Please register to participate by November 12 at:
If you opt for a digital participation, you will receive access information a week prior to the conference.
The concept of "convivencia" stems from the corpus of scholarship on the medieval Iberian Peninsula, where it is traditionally used to describe cultural and social interactions between the members of the major religious communities resident there. Similar to medieval Spain and after the Iberian expulsions, Christians, Jews and Muslims continued to live together in the Early Modern Mediterranean. In historiography, however, these Mediterranean regions have rarely been viewed through a comparative lens with regard to their religious make-up. Often very global interpretations dominate, perceiving places either as havens of tolerance or sites within an overarching oppression.
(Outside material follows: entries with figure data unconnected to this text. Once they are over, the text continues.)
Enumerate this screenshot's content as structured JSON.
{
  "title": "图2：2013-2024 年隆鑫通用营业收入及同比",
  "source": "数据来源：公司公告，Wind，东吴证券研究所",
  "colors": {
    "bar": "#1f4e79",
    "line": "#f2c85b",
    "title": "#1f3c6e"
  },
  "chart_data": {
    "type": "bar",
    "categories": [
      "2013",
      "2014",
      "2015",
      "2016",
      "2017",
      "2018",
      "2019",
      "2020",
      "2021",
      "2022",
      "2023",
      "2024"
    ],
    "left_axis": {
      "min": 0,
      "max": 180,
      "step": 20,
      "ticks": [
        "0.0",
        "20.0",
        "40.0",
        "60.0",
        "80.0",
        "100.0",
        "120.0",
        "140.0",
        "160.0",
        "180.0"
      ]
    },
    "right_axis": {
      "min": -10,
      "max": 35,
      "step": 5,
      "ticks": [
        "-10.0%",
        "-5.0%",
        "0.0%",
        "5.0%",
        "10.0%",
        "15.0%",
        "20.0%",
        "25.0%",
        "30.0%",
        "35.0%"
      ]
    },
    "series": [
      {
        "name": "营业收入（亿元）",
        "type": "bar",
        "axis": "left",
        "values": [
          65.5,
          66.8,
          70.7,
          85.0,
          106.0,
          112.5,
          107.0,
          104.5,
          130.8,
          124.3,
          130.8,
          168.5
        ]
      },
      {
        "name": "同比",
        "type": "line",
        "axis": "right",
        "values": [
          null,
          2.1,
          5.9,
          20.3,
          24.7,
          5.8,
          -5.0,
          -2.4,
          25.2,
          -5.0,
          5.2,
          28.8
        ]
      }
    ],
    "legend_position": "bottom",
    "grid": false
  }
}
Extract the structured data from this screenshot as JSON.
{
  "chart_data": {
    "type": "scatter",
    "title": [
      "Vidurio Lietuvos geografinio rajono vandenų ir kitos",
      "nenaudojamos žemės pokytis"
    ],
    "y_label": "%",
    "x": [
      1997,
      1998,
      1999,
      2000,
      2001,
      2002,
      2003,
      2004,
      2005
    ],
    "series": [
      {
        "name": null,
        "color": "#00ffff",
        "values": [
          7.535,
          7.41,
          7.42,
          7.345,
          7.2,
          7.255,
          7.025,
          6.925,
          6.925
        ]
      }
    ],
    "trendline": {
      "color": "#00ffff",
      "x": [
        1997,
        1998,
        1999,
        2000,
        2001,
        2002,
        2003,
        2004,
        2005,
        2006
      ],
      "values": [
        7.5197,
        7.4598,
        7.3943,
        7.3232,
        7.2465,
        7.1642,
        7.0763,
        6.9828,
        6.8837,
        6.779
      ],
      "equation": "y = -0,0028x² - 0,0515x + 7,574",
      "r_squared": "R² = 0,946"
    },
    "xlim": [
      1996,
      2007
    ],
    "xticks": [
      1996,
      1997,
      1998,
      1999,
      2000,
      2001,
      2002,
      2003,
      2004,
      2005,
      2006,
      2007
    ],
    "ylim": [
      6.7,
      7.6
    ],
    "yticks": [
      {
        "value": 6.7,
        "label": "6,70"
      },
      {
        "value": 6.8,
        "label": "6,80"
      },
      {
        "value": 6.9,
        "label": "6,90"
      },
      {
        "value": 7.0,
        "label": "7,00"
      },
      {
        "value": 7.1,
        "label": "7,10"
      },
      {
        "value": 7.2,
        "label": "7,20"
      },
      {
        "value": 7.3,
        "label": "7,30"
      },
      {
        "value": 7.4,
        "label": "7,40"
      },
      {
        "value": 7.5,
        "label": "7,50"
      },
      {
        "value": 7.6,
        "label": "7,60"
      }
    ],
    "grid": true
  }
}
In their specific case studies, scholars presenting at the IXth International Conference of the Selma Stern Center for Jewish Studies Berlin-Brandenburg will analyze a variety of contacts between religious communities and individuals in North Africa, in the various provinces of the Ottoman Empire and in different parts of Italy. The conference seeks to investigate in how far the concept of "convivencia" can help us to better understand inter-religious relations in the Early Modern era and to discuss the significance of religious affiliations from comparative perspectives.